I- UNE AFFAIRE FAMILIALE :
CAFE LECTURE, EXPERIENCE 1. Comme le nom de l’évènement l’indique, il s’agissait, pour ce samedi entre 19h et 22h d’une première expérimentation, et l'auteur sans doute s'est permis d'expérimenter beaucoup de choses comme faire passer la première partie à ses spectateurs en compagnie de sa mère et de son frère. Pensé pour amortir le retard du public, kT Martel nous a offert une prestation en live sous couvert de la mélodieuse voix de « MAMAN » , une excellente dame qui accompagné du frère de l'auteur nous aurons fait passer un moment musical rétro et gospel purement togolais très savoureux. L'idée de ce cover live en première partie était excellent dans le sens où elle nous présentait dès le début l'auteur au travers d'une personne qui par moment serait centrale dans ses œuvres ce soir-là.
De Bella Bellow à Akofa Akoussa en passant par Jimi Hope et en finissant sur du Mawuto Tetey, la première partie aura été une enjambée musicale qui même intéressante ne nous aura pas assez préparé à la seconde partie qui nous aura mené jusqu'aux étoiles.

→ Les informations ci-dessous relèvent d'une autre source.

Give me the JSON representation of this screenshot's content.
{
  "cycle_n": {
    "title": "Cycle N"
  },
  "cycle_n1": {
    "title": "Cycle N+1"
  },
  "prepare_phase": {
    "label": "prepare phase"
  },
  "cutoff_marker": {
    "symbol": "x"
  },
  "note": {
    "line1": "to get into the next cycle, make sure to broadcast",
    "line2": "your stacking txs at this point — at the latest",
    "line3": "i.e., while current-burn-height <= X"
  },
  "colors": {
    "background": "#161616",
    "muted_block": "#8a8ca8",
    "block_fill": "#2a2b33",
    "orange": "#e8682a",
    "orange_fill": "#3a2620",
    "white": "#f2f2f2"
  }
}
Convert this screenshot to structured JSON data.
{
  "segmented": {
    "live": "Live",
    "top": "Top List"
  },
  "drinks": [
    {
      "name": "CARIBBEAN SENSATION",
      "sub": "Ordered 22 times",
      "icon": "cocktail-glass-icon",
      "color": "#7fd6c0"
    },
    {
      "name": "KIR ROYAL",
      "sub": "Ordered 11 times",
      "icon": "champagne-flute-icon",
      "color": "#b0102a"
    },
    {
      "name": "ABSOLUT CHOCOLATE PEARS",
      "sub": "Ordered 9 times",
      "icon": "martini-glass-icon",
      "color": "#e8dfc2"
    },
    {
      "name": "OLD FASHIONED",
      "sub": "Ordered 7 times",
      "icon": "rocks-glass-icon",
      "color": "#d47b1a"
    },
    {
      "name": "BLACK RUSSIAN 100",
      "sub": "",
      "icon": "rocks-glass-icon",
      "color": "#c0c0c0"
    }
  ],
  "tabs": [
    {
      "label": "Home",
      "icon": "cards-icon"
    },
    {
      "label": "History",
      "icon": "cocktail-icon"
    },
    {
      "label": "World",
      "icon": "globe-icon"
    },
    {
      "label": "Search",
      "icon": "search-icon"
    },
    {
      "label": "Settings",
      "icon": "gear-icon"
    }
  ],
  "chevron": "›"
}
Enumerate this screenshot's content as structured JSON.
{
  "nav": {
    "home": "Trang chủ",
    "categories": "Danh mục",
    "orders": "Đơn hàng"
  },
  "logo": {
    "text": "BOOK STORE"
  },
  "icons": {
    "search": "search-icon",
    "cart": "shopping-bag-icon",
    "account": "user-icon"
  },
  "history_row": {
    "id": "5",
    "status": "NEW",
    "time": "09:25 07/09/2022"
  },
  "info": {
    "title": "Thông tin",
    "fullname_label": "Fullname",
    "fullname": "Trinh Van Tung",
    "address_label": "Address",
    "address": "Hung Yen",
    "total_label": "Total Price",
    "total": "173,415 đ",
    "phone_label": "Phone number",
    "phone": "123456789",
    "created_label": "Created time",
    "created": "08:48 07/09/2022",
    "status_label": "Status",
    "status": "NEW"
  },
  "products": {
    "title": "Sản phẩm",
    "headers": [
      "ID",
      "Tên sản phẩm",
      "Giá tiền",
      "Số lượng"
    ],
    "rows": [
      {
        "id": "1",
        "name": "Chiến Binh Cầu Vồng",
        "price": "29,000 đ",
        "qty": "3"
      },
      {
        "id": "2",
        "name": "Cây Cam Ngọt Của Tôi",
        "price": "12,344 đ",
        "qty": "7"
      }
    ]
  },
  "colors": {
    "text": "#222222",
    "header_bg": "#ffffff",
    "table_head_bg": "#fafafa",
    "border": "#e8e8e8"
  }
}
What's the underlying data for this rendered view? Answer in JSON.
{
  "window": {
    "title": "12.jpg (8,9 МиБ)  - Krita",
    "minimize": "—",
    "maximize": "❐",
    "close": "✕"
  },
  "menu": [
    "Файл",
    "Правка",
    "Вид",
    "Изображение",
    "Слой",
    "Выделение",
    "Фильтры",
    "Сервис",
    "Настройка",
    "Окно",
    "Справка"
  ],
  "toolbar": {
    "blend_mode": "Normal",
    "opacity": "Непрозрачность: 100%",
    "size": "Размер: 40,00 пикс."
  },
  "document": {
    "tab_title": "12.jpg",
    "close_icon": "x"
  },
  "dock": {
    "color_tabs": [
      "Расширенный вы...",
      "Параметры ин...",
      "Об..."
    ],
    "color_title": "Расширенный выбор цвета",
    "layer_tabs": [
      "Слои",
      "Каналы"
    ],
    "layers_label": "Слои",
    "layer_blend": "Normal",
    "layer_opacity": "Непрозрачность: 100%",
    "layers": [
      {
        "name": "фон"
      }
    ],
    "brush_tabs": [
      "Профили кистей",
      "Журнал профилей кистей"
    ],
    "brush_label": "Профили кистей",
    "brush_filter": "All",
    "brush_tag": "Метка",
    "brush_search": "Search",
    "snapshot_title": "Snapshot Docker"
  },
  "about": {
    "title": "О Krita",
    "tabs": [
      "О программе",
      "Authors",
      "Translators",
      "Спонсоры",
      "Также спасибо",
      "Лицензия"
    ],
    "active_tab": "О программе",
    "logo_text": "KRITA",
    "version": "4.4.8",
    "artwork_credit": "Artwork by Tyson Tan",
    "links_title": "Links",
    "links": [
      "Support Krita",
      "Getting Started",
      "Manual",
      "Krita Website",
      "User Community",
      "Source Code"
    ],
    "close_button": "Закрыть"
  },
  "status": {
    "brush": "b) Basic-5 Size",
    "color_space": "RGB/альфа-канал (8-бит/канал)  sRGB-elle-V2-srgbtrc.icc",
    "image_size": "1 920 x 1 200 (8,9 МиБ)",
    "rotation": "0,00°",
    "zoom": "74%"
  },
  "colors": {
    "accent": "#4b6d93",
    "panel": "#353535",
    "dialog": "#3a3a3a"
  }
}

II- DE L'INCONNU A L'INATTENDU ; de la Terre aux Etoiles :
Café Lecture : EXPERIENCE 1 disait-on ; mais bien que ce soit une première ébauche, kT Martel en a mis plein les yeux à son public. Ce soir-là, rien n'était pareil, dès l'installation où on retrouvait ces enveloppes qui contenaient des sucettes pour chaque spectateurs mais surtout des fiches qui serviraient à noter les avis et critiques sur le spectacle ; si ce n'était pas une confiance en soi inébranlable prêt à recueillir l'émerveillement des participants c'est alors sans doute un besoin à féliciter de la part de l'auteur de recueillir des avis pour s'améliorer. Le Café Lecture le disait-il déjà « a été pensé comme un spectacle de lecture » et pour EXPERIENCE 1, il s’agissait de se fondre dans l’univers de l’écrivain d’une autre façon que par la lecture de ses textes mais par une lecture live par « l’écrivain de l’écrivain » dans une ambiance des plus chaleureuses et des plus conviviales.
« Je t’aime - Tu es ma couleur préférée - L’espoir et la foi - Mélancolie - RIP, Nye - dziƒo dɔla nyuie - Toxique - Un jour de plus au paradis - Gros yeux » ; en tout, neuf belles poésies qui auront été servies par kT Martel qui a dévêtu ses sentiments en même temps que les nôtres. Il nous aura au travers de sa voix portée par les mélodies du piano en fond fait vivre l'amour, la mélancolie, le deuil, l'espoir, la découverte et même l'engagement sans jamais présenter les choses d'une manière coutumière. Chaque prestation, chaque lecture, chaque poésie était inattendue, imprévisible et délicieusement surprenante. Et dans les lignes de cette critique, j'en profiterai personnellement pour revenir sur les textes qui m’ont le plus marqué ; en commençant par ; MELANCOLIE. Une balade poétique. Une poésie qui rend le cœur léger et enthousiaste de découvrir le vers suivant parce que le précédent nous a émerveillé. Dans Mélancolie, l’écrivain parle de ces femmes qu’il a connues, qu’il a aimées et qui sont finalement parties. Le premier point fort de Mélancolie est la force descriptive de l’écrivain. Chaque vers est une image de son amour vécu avec chacune de ces femmes à travers leurs corps, leurs peaux, leurs touchers et leurs parfums, leurs souffles chauds, leurs tremblements de jambes ou encore leurs gémissements. Ces descriptions sont osées à cause de leur caractère sexuel ; sujet tabou dans notre société traditionnelle, ce qui d'ailleurs pourraient choquer les lecteurs et les auditeurs mais l’auteur a parfaitement su, avec ses mots et ses tournures de phrase, rendre accessible ses vers nous plongeant dans une forme d’amour qui se veut passionnelle.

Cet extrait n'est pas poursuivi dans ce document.